Schreiner, Adolf

Immer kleiner

Eine humoristische Klarinetten-Fantasie, welche nur bei abnehmendem Mond geblasen werden darf, für Klarinette und Klavier

Rubrik: Noten
Verlag/Label: Schott, Mainz 2008
erschienen in: üben & musizieren 1/2009 , Seite 61

Das breite Ausdrucksspektrum der Klarinette hat Komponisten oftmals dazu verleitet Humoristisches für das Instrument zu schreiben. Schon Mozarts Klarinettist Anton Stadler hat Capricen und Heitere Variationen für Klarinette solo geschrieben, deren Charakter besonders durch die Registerwechsel hervorgerufen wird. Von Christian Frehde ist eine Humoreske über O, du lieber Augustin bekannt.
Der in der zweiten Hälfte des 19. Jahrhunderts wirkende Adolf Schreiner erzielt in seiner Fantasie Immer kleiner die humoristischen Effekte nicht durch besonders einfallsreiche Themenfindung und Verarbeitung, sondern dadurch, dass im Laufe des gut fünfminütigen Stücks der Korpus der Klarinette auseinandergenommen wird. Dies muss „recht auffallend gemacht werden“. Rudolf Mauz hat die Neuausgabe nach der schon lange vergriffenen C. F. Schmidt-Ausgabe besorgt.
Die Fantasie beginnt in B-Dur mit einem schlichten sequenzreichen Thema und Variationen im Andante. Wenn man über den Druckfehler in der Solostimme in Takt 15 (fis statt f) gestolpert ist, kommt es ab Takt 30 zu einem ungewöhnlichen zweistimmigen Passus, in dem zur Melodie gleichzeitig ein Triller gespielt wird. Nun setzt der Schrumpfungsprozess ein. Die Stürze wird abgenommen und ein Alla-polacca-Teil in Es-Dur setzt das Geschehen noch recht wohlklingend fort. Dann bricht das Klavier aus seiner Nebenrolle aus, moduliert nach D-Dur, damit im nächsten lebhaften Abschnitt, der nur noch auf dem Oberstück gespielt wird, noch ein intonationserträgliches Musizieren möglich ist.
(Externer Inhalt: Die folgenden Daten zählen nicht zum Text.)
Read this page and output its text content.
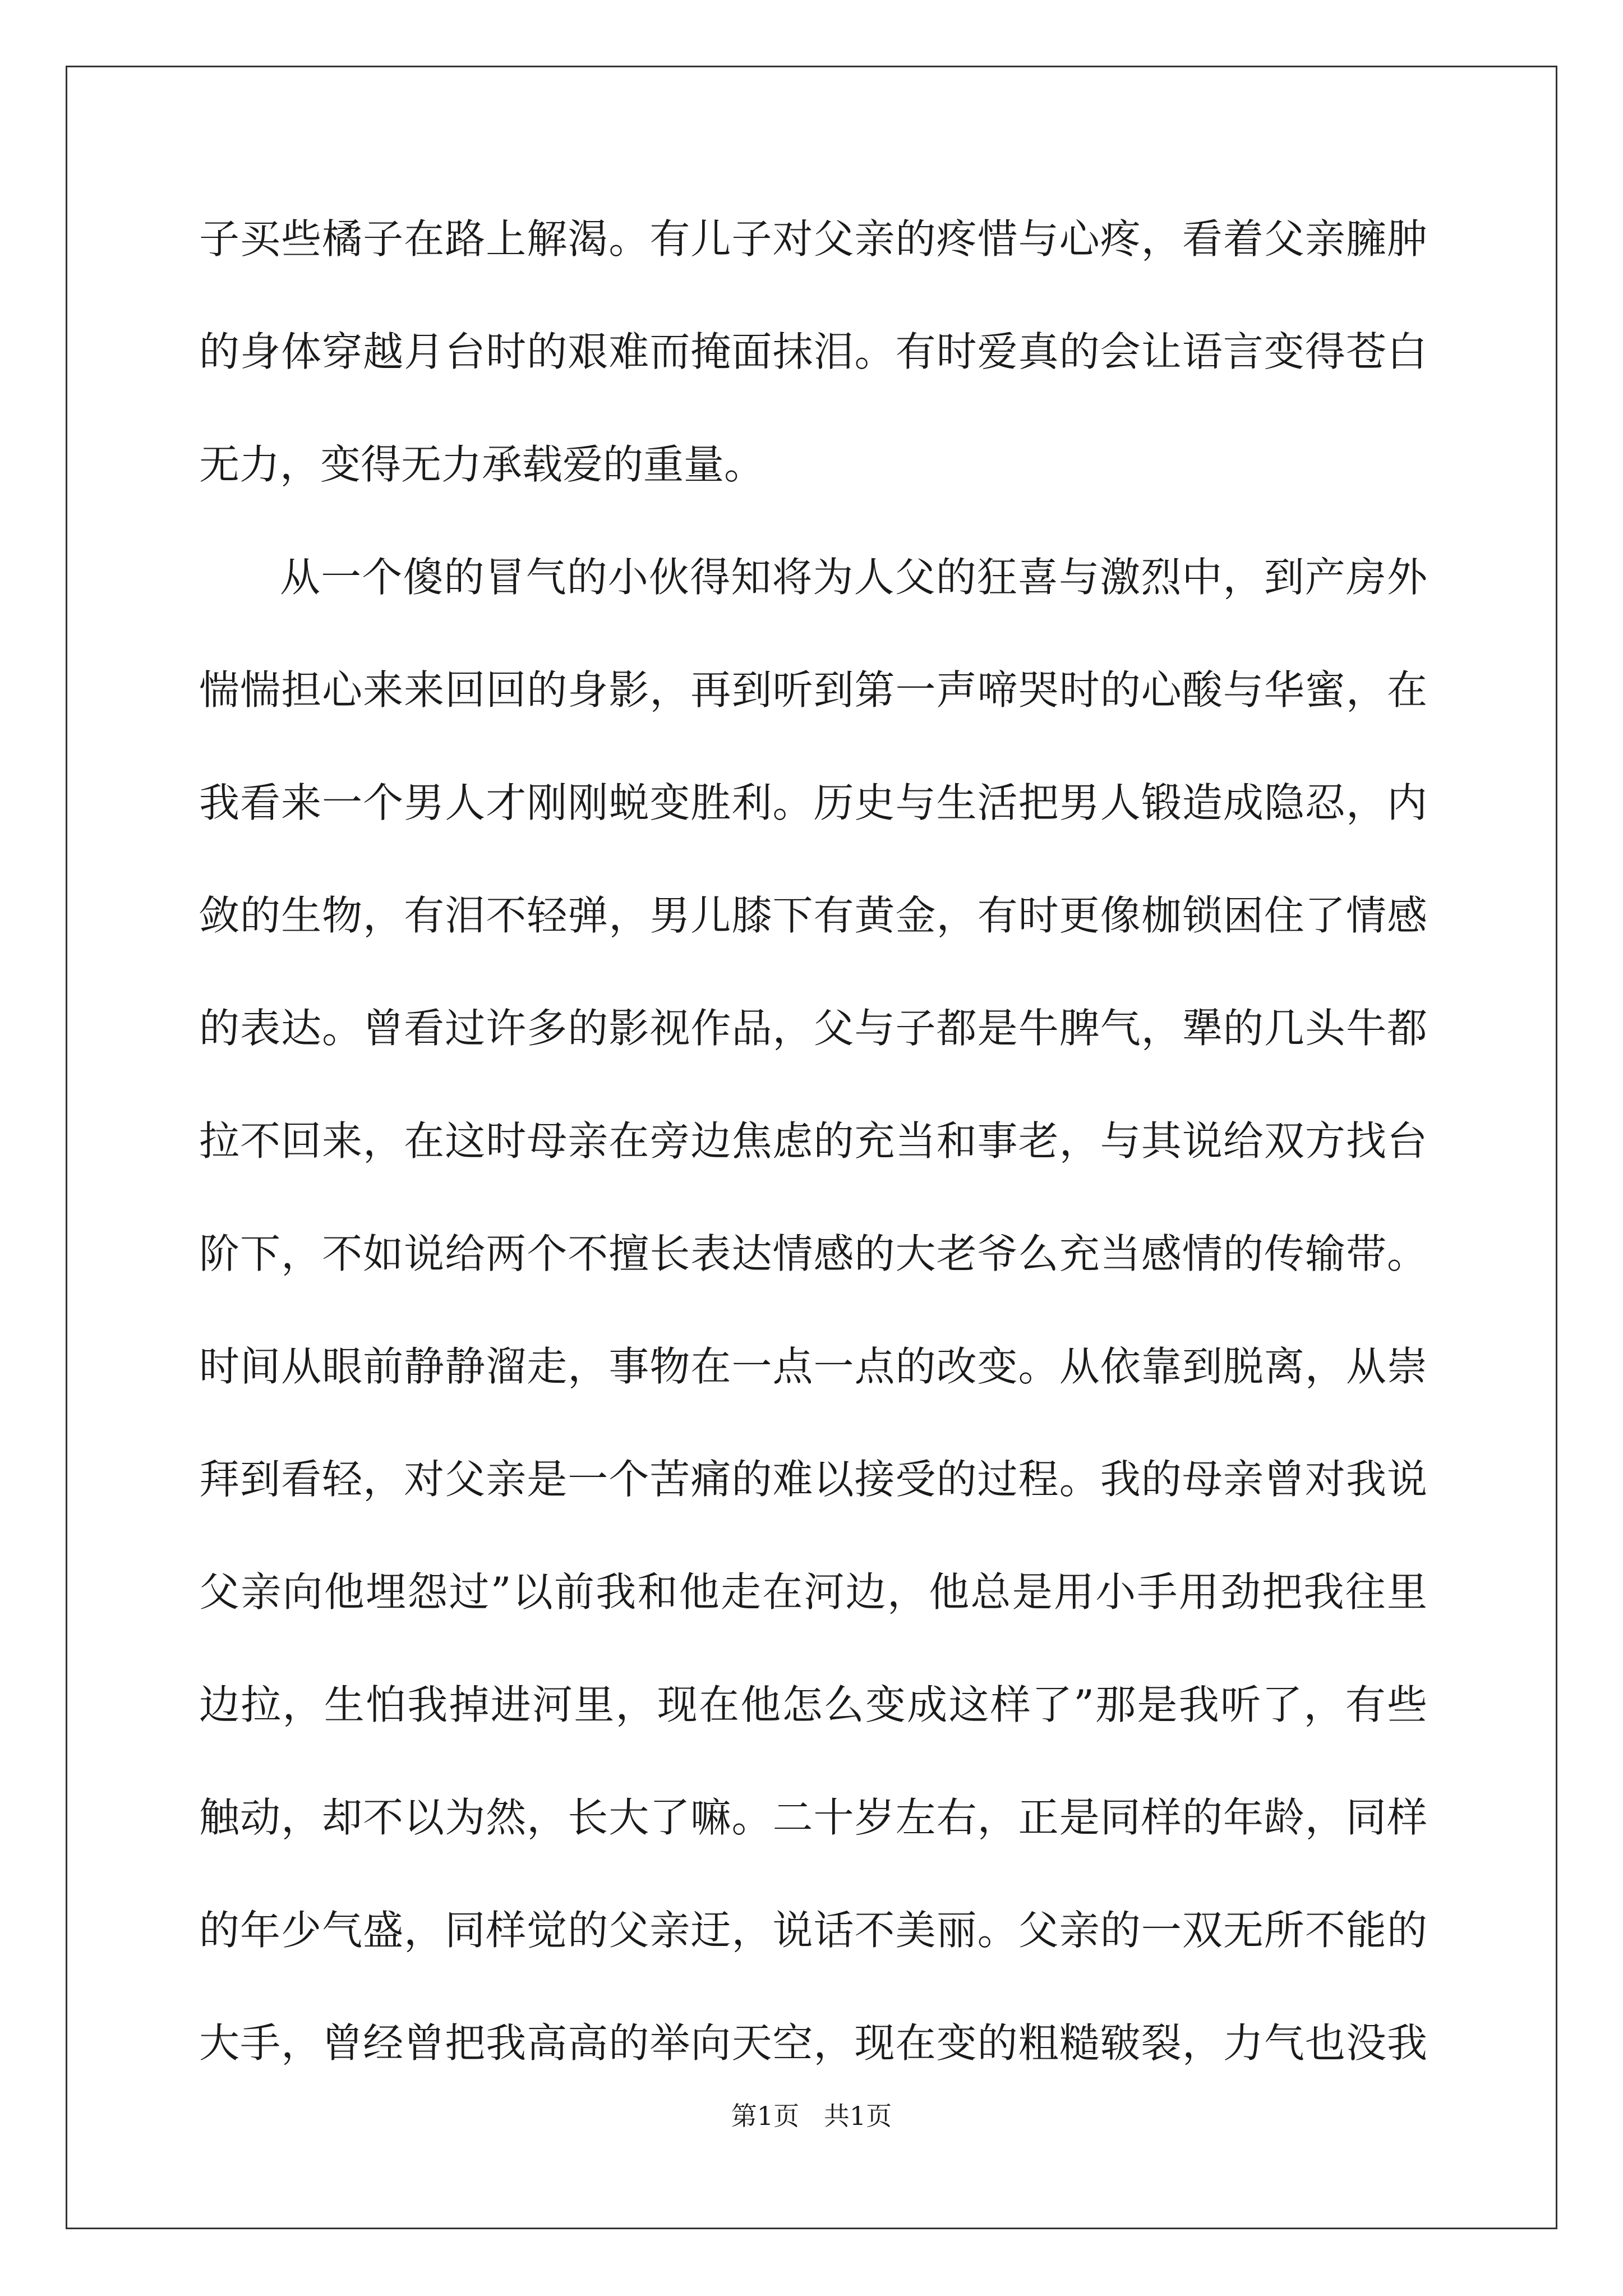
子买些橘子在路上解渴。有儿子对父亲的疼惜与心疼，看着父亲臃肿
的身体穿越月台时的艰难而掩面抹泪。有时爱真的会让语言变得苍白
无力，变得无力承载爱的重量。
从一个傻的冒气的小伙得知将为人父的狂喜与激烈中，到产房外
惴惴担心来来回回的身影，再到听到第一声啼哭时的心酸与华蜜，在
我看来一个男人才刚刚蜕变胜利。历史与生活把男人锻造成隐忍，内
敛的生物，有泪不轻弹，男儿膝下有黄金，有时更像枷锁困住了情感
的表达。曾看过许多的影视作品，父与子都是牛脾气，犟的几头牛都
拉不回来，在这时母亲在旁边焦虑的充当和事老，与其说给双方找台
阶下，不如说给两个不擅长表达情感的大老爷么充当感情的传输带。
时间从眼前静静溜走，事物在一点一点的改变。从依靠到脱离，从崇
拜到看轻，对父亲是一个苦痛的难以接受的过程。我的母亲曾对我说
父亲向他埋怨过”以前我和他走在河边，他总是用小手用劲把我往里
边拉，生怕我掉进河里，现在他怎么变成这样了”那是我听了，有些
触动，却不以为然，长大了嘛。二十岁左右，正是同样的年龄，同样
的年少气盛，同样觉的父亲迂，说话不美丽。父亲的一双无所不能的
大手，曾经曾把我高高的举向天空，现在变的粗糙皲裂，力气也没我
第1页   共1页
Nach dem Verlust des Oberstücks bleiben dann nur noch zwei schräge mit Birne und Mundstück erzeugte Töne im Bereich von As-Dur übrig, ehe das Spektakel mit triumphalen Des-Dur-Akkorden und entsprechend angenähertem Mundstückton beendet wird.
Das Ganze ist ein kurzweiliges Vergnügen, das in einem Schülerkonzert fortgeschrittenen KlarinettenschülerInnen einen kräftigen Applaus sichert, aber auch in einem Recital als allerletzte Zugabe einen unumstößlichen Schlusspunkt setzen kann. Aber Achtung: Immer kleiner entfaltet seinen ganzen Reiz nur, wenn der abnehmende Mond durchs Fenster des Konzertsaals scheint…
Wer sich einen genaueren Eindruck von diesem Stück verschaffen will, dem sei die Website www.youtube.com empfohlen: Dort kann man gleich mehrere Konzert-Mitschnitte, u. a. mit Blasorchester sehen und hören. Hingewiesen sei auch auf die reizvolle Komposition Die zerstreute Brillenschlange für Klarinette, Violoncello/Kontrabass oder andere Bordun-Instrumente und Erzähler von Wilfried Hiller, die sich auf andere Art des Einfalls von Adolf Schreiner bedient.